I get in bed under the covers and the nurse pulls the curtain open. There stand about 3 nurses with big smiles, shaking their heads.

One looks at me and says "Thank you". I said "What for".

She tells me that they usually get grouchy people and it's nice to have someone with a little humor.

I told her "I am not going to piss off anybody who is taking care of me today. That would not be wise."

They chuckle and we start the rounds of questions from all the RN's and doctors who have to make sure I know who I am, my birth date and what procedure we are doing that day.

Within a half hour of this process, Dr. Leonel Hunt walks in. He is one of the best there is and I happen to have friends in high places (which is how I got into Cedars in the first place). The extra side benefit to my wonderful Surgeon is that he is the Doctor on "Dancing With The Stars"

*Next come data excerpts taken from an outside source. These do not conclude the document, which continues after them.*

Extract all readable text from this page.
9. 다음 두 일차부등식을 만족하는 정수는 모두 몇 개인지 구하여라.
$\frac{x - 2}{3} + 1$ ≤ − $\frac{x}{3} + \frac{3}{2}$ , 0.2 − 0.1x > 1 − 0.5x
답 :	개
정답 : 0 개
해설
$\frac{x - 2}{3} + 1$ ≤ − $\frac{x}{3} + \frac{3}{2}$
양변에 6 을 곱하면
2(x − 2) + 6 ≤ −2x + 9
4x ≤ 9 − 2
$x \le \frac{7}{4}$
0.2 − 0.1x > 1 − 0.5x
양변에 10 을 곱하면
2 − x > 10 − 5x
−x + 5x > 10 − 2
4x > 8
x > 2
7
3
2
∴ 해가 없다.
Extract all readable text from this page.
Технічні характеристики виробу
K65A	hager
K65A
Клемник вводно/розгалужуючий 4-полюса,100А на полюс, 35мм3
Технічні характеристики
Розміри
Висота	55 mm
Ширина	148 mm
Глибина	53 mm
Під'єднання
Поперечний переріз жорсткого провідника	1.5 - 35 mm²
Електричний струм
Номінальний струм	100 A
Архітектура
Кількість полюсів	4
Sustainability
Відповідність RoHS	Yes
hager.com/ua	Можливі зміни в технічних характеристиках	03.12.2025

He tried to hide the grin when he asked me "Tell me what we are doing today".

"We are doing a Foraminotomy", I responded dutifully, "and it took me two weeks to learn how to say that word"

Dr Hunt chuckled and said "Okay, where are we operating?"

"C5-6 and C6-7" I said and he nodded and told me I did very well.

Of course I had to tease him. I just had to call him "Twinkle Toes." Anything less just wouldn't have been any fun at all.
By the way, the surgery came out great and I will be dancing in no time.